Was I? Was I over the worst?

One day—how long into my fever I’ve no idea—I woke up and, gripping Holden’s upper arm, pulled myself into a sitting position, staring intensely into his eyes to ask, “Lucio. Monica. Where are they?”

I’d had this image—an image of a furious, vengeful Holden cutting them both down.

“Last thing you said before you blacked out was to spare them, sir,” he said, with a look that suggested he wasn’t happy about it, “so spare them’s what I did. We sent them on their way with horses and supplies.”

“Good, good . . .” I wheezed, and felt the dark rising to claim me again. “You can’t blame . . .”

“Cowardly is what it was,” he was saying ruefully as I lost consciousness again. “No other word for it, sir. Cowardly. Now just you close your eyes, get your rest . . .”

I saw Jenny, too, and even in my feverish, injured state couldn’t help but notice the change in her. It was as though she had achieved an inner peace. Once or twice I was aware of her sitting by the side of my bed, and heard her talking about life at Queen Anne’s Square, how she planned to return and, as she put it, “take care of business.”

I dreaded to think.

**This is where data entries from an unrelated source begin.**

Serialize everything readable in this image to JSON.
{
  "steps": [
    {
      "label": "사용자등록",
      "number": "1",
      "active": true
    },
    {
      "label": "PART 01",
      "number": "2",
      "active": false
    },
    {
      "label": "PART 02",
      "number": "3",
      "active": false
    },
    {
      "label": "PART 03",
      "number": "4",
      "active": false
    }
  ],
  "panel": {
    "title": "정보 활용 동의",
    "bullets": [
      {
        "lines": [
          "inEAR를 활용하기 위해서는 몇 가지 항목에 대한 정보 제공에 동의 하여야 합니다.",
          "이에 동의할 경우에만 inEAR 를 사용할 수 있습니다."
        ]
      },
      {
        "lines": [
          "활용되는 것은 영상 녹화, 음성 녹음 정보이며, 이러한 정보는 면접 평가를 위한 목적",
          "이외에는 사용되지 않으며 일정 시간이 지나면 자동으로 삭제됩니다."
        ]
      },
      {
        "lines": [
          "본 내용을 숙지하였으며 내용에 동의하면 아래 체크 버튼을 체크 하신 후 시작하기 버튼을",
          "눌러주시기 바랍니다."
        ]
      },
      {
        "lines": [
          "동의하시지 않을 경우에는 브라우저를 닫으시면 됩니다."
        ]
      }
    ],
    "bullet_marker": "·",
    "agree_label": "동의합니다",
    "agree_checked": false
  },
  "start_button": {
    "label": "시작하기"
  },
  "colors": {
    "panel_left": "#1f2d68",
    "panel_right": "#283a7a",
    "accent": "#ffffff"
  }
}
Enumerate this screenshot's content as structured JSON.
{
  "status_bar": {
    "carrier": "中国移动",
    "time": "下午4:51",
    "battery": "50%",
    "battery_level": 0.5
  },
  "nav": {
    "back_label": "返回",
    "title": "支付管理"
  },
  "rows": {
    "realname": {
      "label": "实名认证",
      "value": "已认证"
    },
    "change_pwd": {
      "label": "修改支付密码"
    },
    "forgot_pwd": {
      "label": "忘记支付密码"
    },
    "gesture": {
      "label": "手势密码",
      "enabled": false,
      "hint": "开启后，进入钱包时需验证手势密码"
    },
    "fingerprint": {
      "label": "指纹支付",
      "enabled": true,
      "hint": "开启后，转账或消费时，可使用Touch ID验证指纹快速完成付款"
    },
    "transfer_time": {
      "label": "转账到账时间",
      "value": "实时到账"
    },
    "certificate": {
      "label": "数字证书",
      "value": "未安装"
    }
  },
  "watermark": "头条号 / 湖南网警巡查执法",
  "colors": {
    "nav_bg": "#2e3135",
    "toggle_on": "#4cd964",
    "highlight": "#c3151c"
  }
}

Even half-conscious I found it in my heart to pity the poor souls in charge of the Kenways’ affairs when my sister Jenny returned to the fold.

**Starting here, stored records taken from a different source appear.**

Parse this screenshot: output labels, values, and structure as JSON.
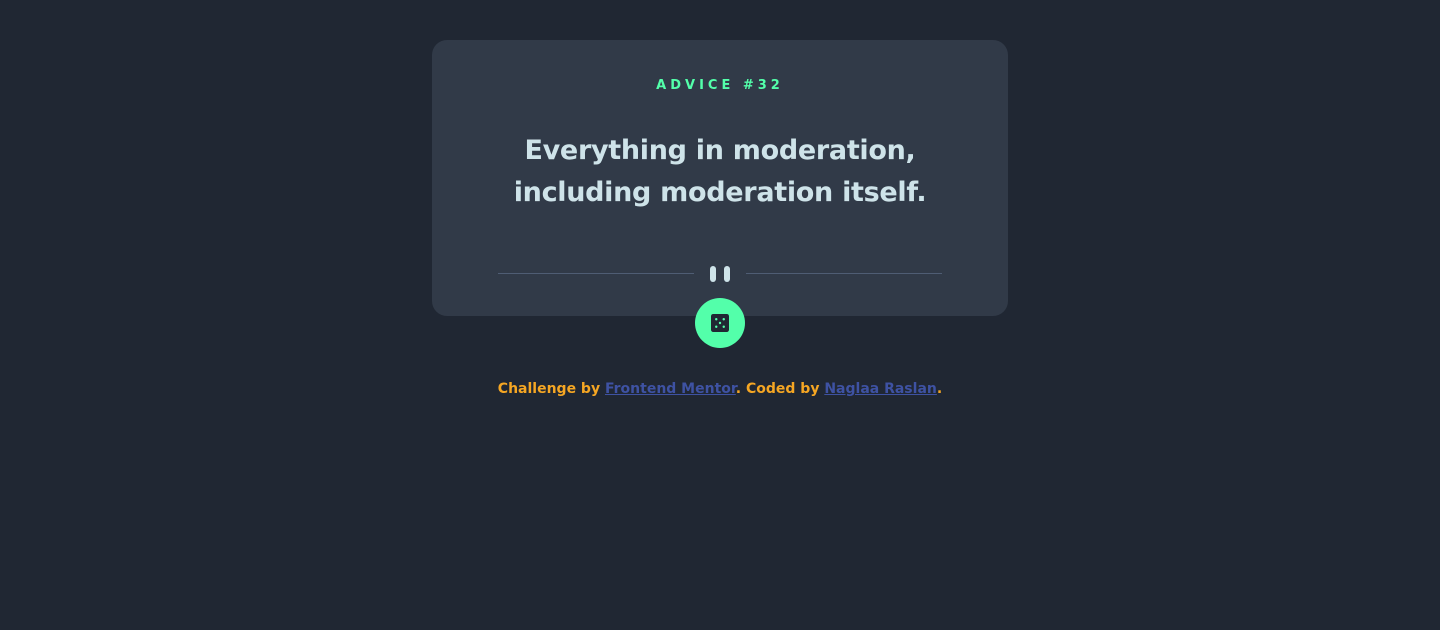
{
  "card": {
    "advice_label": "ADVICE #32",
    "quote": "Everything in moderation, including moderation itself."
  },
  "dice_button": {
    "icon": "dice-icon"
  },
  "attribution": {
    "challenge_prefix": "Challenge by",
    "frontend_mentor_link": "Frontend Mentor",
    "coded_prefix": ". Coded by",
    "author_link": "Naglaa Raslan",
    "period": "."
  },
  "colors": {
    "background": "#202733",
    "card": "#313A48",
    "accent_green": "#53FFAA",
    "quote_text": "#CEE3E9",
    "divider": "#4F5D74",
    "attribution_text": "#F5A623",
    "link": "#3E52A3"
  }
}
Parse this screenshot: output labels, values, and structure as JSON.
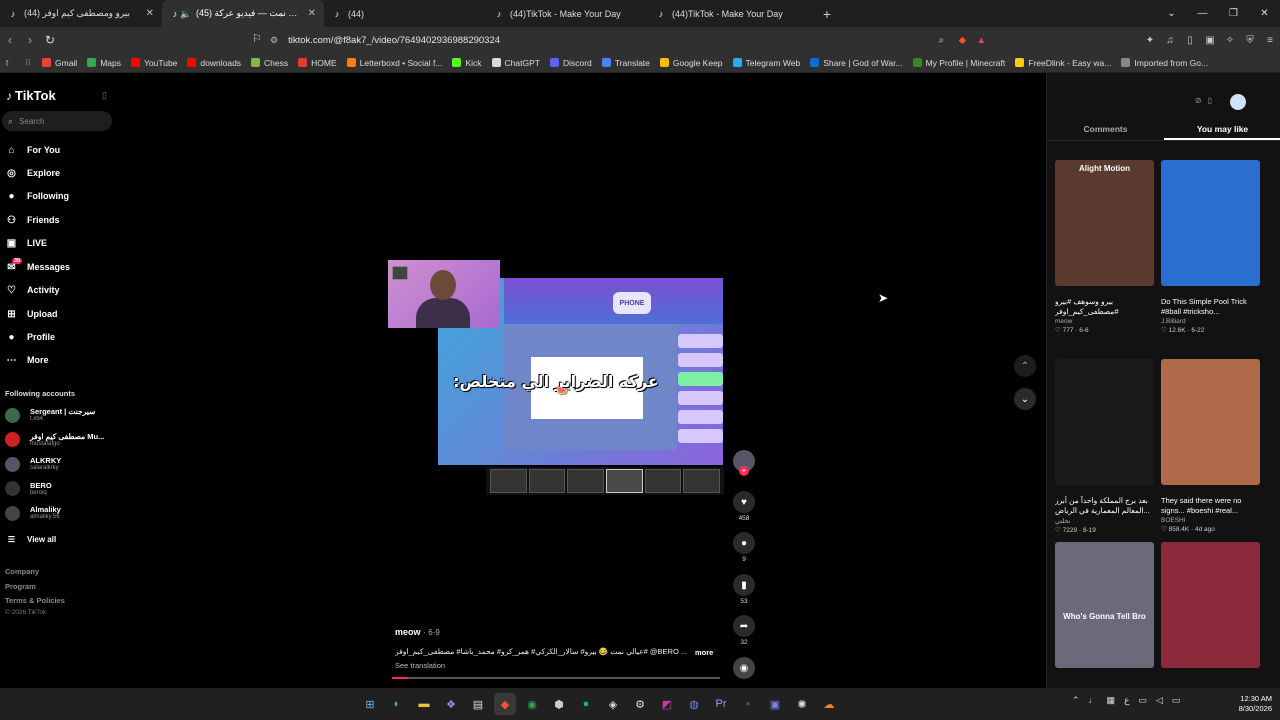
{
  "tabs": [
    {
      "title": "بيرو ومصطفى كيم اوفر (44)",
      "active": false
    },
    {
      "title": "(45) عيالي نمت — فيديو عركة ...",
      "active": true
    },
    {
      "title": "(44)",
      "active": false
    },
    {
      "title": "(44)TikTok - Make Your Day",
      "active": false
    },
    {
      "title": "(44)TikTok - Make Your Day",
      "active": false
    }
  ],
  "address_bar": {
    "url": "tiktok.com/@f8ak7_/video/7649402936988290324"
  },
  "bookmarks": [
    {
      "label": "Gmail",
      "color": "#ea4335"
    },
    {
      "label": "Maps",
      "color": "#34a853"
    },
    {
      "label": "YouTube",
      "color": "#ff0000"
    },
    {
      "label": "downloads",
      "color": "#ff0000"
    },
    {
      "label": "Chess",
      "color": "#81b64c"
    },
    {
      "label": "HOME",
      "color": "#e53935"
    },
    {
      "label": "Letterboxd • Social f...",
      "color": "#ff8000"
    },
    {
      "label": "Kick",
      "color": "#53fc18"
    },
    {
      "label": "ChatGPT",
      "color": "#d9d9d9"
    },
    {
      "label": "Discord",
      "color": "#5865f2"
    },
    {
      "label": "Translate",
      "color": "#4285f4"
    },
    {
      "label": "Google Keep",
      "color": "#fbbc04"
    },
    {
      "label": "Telegram Web",
      "color": "#2aabee"
    },
    {
      "label": "Share | God of War...",
      "color": "#0070d1"
    },
    {
      "label": "My Profile | Minecraft",
      "color": "#3c8527"
    },
    {
      "label": "FreeDlink - Easy wa...",
      "color": "#ffcc00"
    },
    {
      "label": "Imported from Go...",
      "color": "#888888"
    }
  ],
  "sidebar": {
    "logo": "TikTok",
    "search_placeholder": "Search",
    "nav": [
      {
        "label": "For You",
        "icon": "home-icon"
      },
      {
        "label": "Explore",
        "icon": "compass-icon"
      },
      {
        "label": "Following",
        "icon": "avatar-icon"
      },
      {
        "label": "Friends",
        "icon": "friends-icon"
      },
      {
        "label": "LIVE",
        "icon": "live-icon"
      },
      {
        "label": "Messages",
        "icon": "messages-icon",
        "badge": "39"
      },
      {
        "label": "Activity",
        "icon": "activity-icon"
      },
      {
        "label": "Upload",
        "icon": "upload-icon"
      },
      {
        "label": "Profile",
        "icon": "profile-icon"
      },
      {
        "label": "More",
        "icon": "more-icon"
      }
    ],
    "following_header": "Following accounts",
    "following": [
      {
        "name": "Sergeant | سيرجنت",
        "handle": "t.xb4"
      },
      {
        "name": "مصطفى كيم اوفر Mu...",
        "handle": "mustafafgo"
      },
      {
        "name": "ALKRKY",
        "handle": "salaralkrky"
      },
      {
        "name": "BERO",
        "handle": "beroiq"
      },
      {
        "name": "Almaliky",
        "handle": "almaliky.56"
      }
    ],
    "view_all": "View all",
    "footer": [
      "Company",
      "Program",
      "Terms & Policies"
    ],
    "copyright": "© 2026 TikTok"
  },
  "video": {
    "caption": "عركه الضراير الي متخلص:",
    "author": "meow",
    "date": "6-9",
    "description": "عيالي نمت 😂 بيرو# سالار_الكركي# همر_كرو# محمد_باشا# مصطفى_كيم_اوفر# @BERO ...",
    "more": "more",
    "see_translation": "See translation",
    "progress": 0.05,
    "likes": "458",
    "comments": "9",
    "saves": "53",
    "shares": "32"
  },
  "right_panel": {
    "tabs": [
      "Comments",
      "You may like"
    ],
    "active_tab": "You may like",
    "cards": [
      {
        "overlay": "Alight Motion",
        "title": "بيرو وسوهف #بيرو #مصطفى_كيم_اوفر #تكسلوم...",
        "author": "meow",
        "stats": "♡ 777 · 6-6",
        "color": "#5a3a2e"
      },
      {
        "overlay": "",
        "title": "Do This Simple Pool Trick #8ball #tricksho...",
        "author": "J.Billiard",
        "stats": "♡ 12.6K · 6-22",
        "color": "#2a6fd0"
      },
      {
        "overlay": "",
        "title": "بعد برج المملكة واحداً من أبرز المعالم المعمارية في الرياض...",
        "author": "نخلتي",
        "stats": "♡ 7229 · 8-19",
        "color": "#1a1a1a"
      },
      {
        "overlay": "",
        "title": "They said there were no signs... #boeshi #real...",
        "author": "BOESHI",
        "stats": "♡ 858.4K · 4d ago",
        "color": "#b06a4a"
      },
      {
        "overlay": "Who's Gonna Tell Bro",
        "title": "",
        "author": "",
        "stats": "",
        "color": "#6a6a7a"
      },
      {
        "overlay": "",
        "title": "",
        "author": "",
        "stats": "",
        "color": "#8a2a3a"
      }
    ]
  },
  "taskbar": {
    "time": "12:30 AM",
    "date": "8/30/2026",
    "lang": "ع"
  }
}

On a table by the side of my bed lay Reginald’s Templar ring, but I didn’t put it on, pick it up, even touch it. For now, at least, I felt neither Templar nor Assassin, and wanted nothing to do with either Order.

And then, some three months after Lucio had stabbed me, I climbed out of bed.

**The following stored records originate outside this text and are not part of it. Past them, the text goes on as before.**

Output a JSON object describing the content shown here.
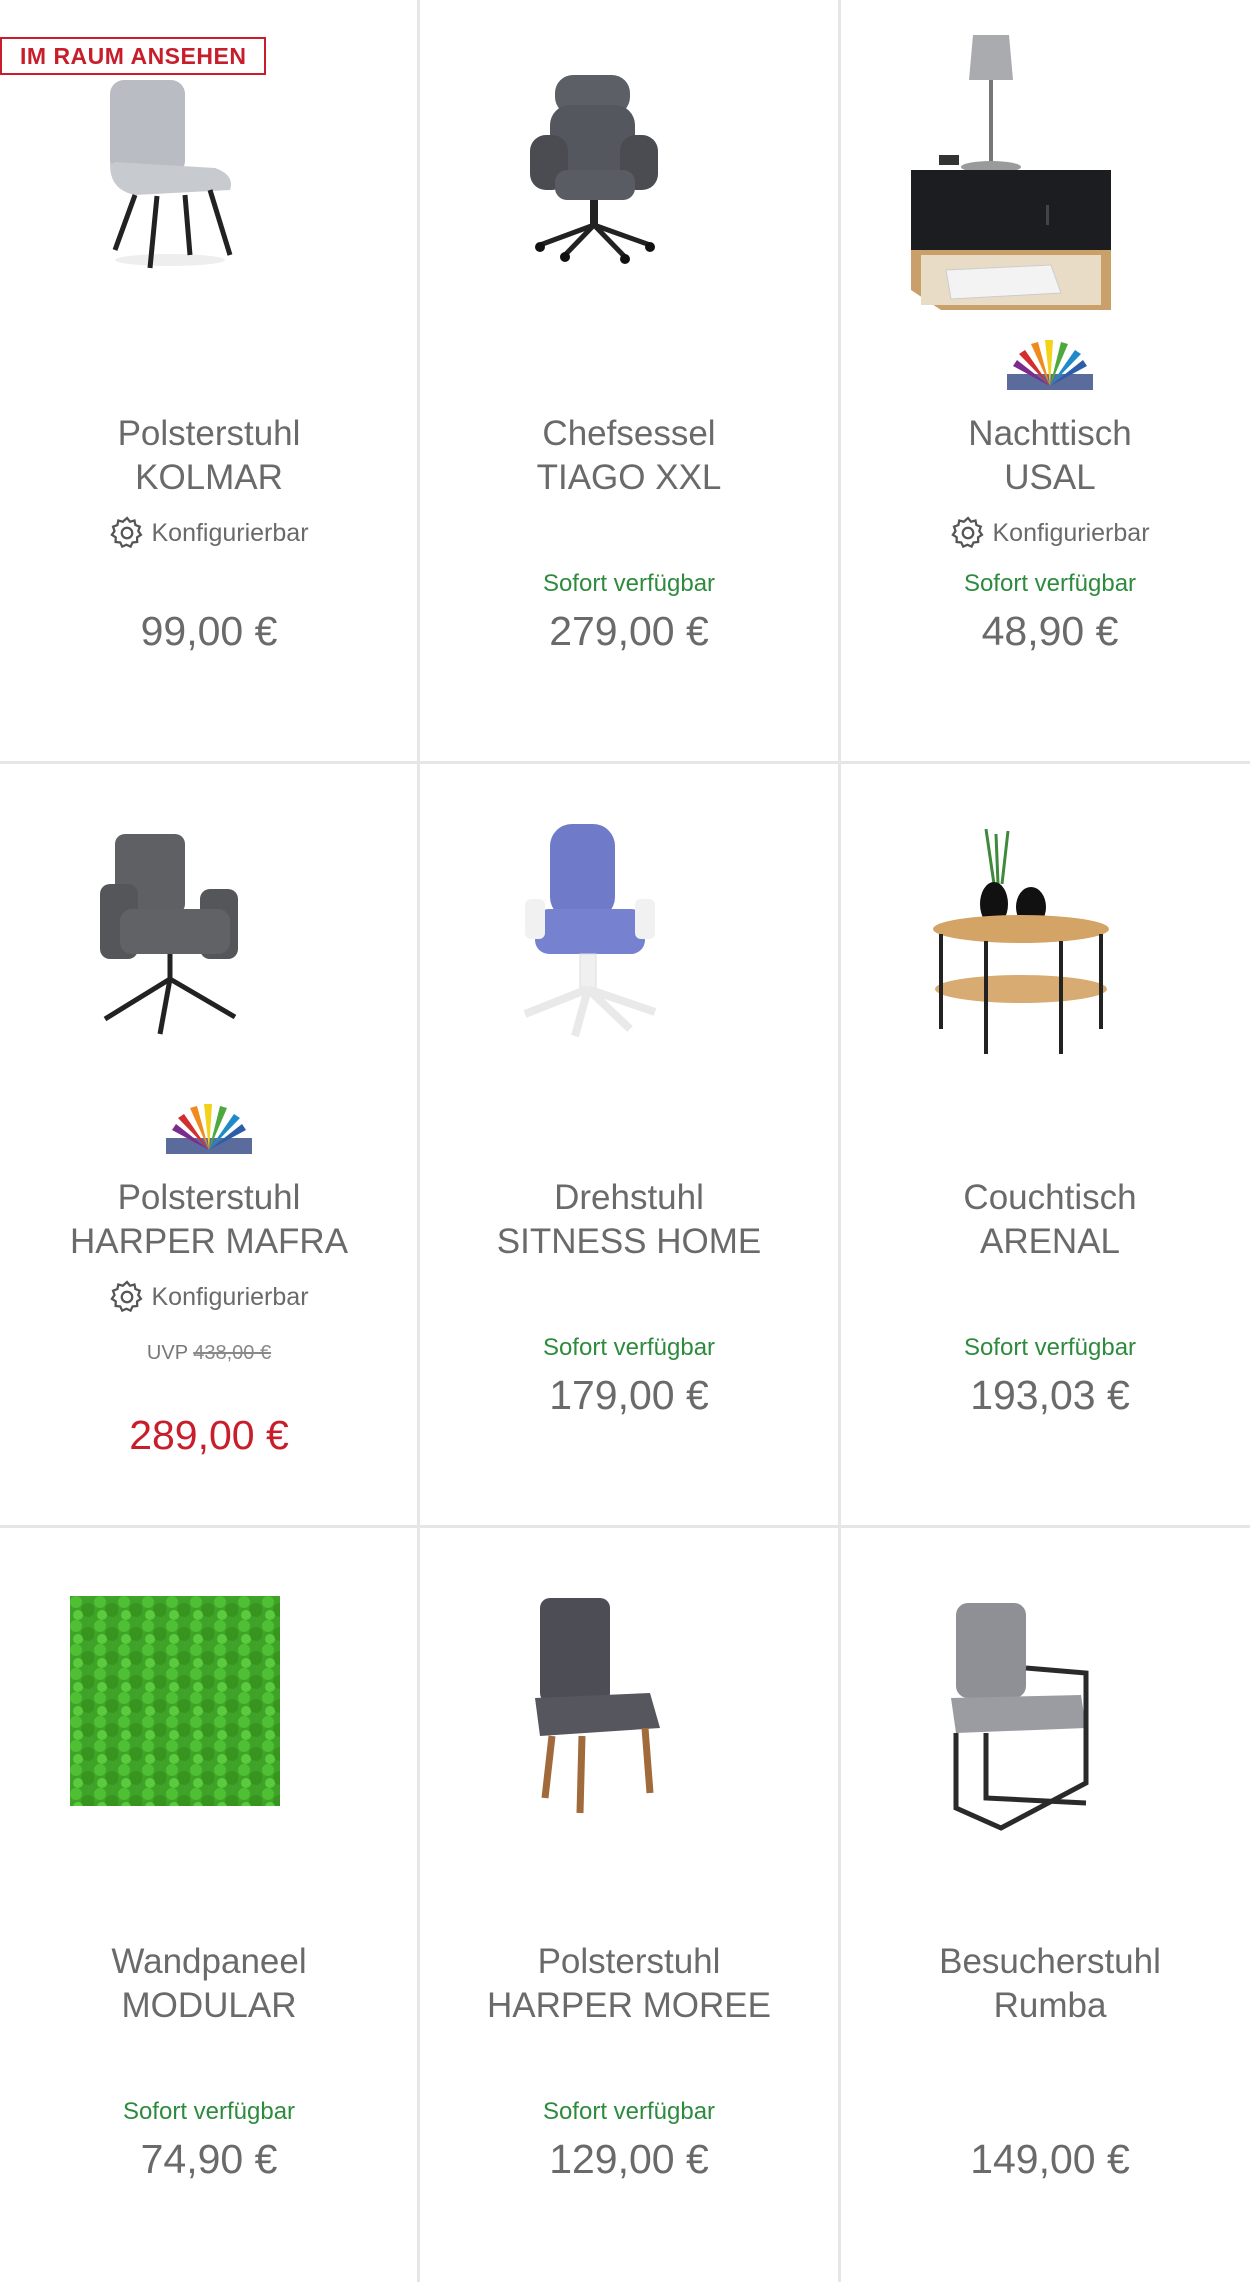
{
  "badge": {
    "label": "IM RAUM ANSEHEN"
  },
  "config_label": "Konfigurierbar",
  "colors": {
    "available": "#2e8b3e",
    "sale": "#c81e2c",
    "text": "#6a6a6a"
  },
  "products": [
    {
      "name1": "Polsterstuhl",
      "name2": "KOLMAR",
      "configurable": "Konfigurierbar",
      "availability": "",
      "uvp_label": "",
      "uvp_price": "",
      "price": "99,00 €",
      "icon": "grey-dining-chair-image"
    },
    {
      "name1": "Chefsessel",
      "name2": "TIAGO XXL",
      "configurable": "",
      "availability": "Sofort verfügbar",
      "uvp_label": "",
      "uvp_price": "",
      "price": "279,00 €",
      "icon": "executive-office-chair-image"
    },
    {
      "name1": "Nachttisch",
      "name2": "USAL",
      "configurable": "Konfigurierbar",
      "availability": "Sofort verfügbar",
      "uvp_label": "",
      "uvp_price": "",
      "price": "48,90 €",
      "icon": "nightstand-image"
    },
    {
      "name1": "Polsterstuhl",
      "name2": "HARPER MAFRA",
      "configurable": "Konfigurierbar",
      "availability": "",
      "uvp_label": "UVP",
      "uvp_price": "438,00 €",
      "price": "289,00 €",
      "icon": "armchair-image"
    },
    {
      "name1": "Drehstuhl",
      "name2": "SITNESS HOME",
      "configurable": "",
      "availability": "Sofort verfügbar",
      "uvp_label": "",
      "uvp_price": "",
      "price": "179,00 €",
      "icon": "swivel-chair-image"
    },
    {
      "name1": "Couchtisch",
      "name2": "ARENAL",
      "configurable": "",
      "availability": "Sofort verfügbar",
      "uvp_label": "",
      "uvp_price": "",
      "price": "193,03 €",
      "icon": "coffee-table-image"
    },
    {
      "name1": "Wandpaneel",
      "name2": "MODULAR",
      "configurable": "",
      "availability": "Sofort verfügbar",
      "uvp_label": "",
      "uvp_price": "",
      "price": "74,90 €",
      "icon": "moss-wall-panel-image"
    },
    {
      "name1": "Polsterstuhl",
      "name2": "HARPER MOREE",
      "configurable": "",
      "availability": "Sofort verfügbar",
      "uvp_label": "",
      "uvp_price": "",
      "price": "129,00 €",
      "icon": "upholstered-chair-image"
    },
    {
      "name1": "Besucherstuhl",
      "name2": "Rumba",
      "configurable": "",
      "availability": "",
      "uvp_label": "",
      "uvp_price": "",
      "price": "149,00 €",
      "icon": "visitor-chair-image"
    }
  ]
}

Taking a deep breath, with Holden gripping my left forearm in both of his hands, I swept my feet out from underneath the sheets, put them to the cold wooden floor and felt my nightclothes slide down to my knees as I stood upright for the first time in what felt like a lifetime. Straight away, I felt a twinge of pain from the wound at my side and put my hand there.

“It was badly infected, sir,” explained Holden. “We had to cut away some of the rotted skin.”

I grimaced.

“Where do you want to go, sir?” asked Holden, after we’d walked slowly from the bed to the doorway. It made me feel like an invalid, but I was happy for the moment to be treated like one. My strength would soon return. And then I would be . . .

Back to my old self? I wondered . . .

“I think I want to look out of the window, Holden, please,” I said, and he agreed, leading me over to it so that I could gaze out over the grounds where I’d spent so much of my childhood. As I stood there, I realized that, for most of my adult life, when I’d thought of “home,” I’d pictured myself staring out of a window, either over the gardens of Queen Anne’s Square or the grounds of the chateau. I’d called both of them home and still did, and now—now that I knew the full truth about Father and Reginald—they’d come to acquire an even greater significance, a duality almost: two halves of my boyhood, two parts of the man I became.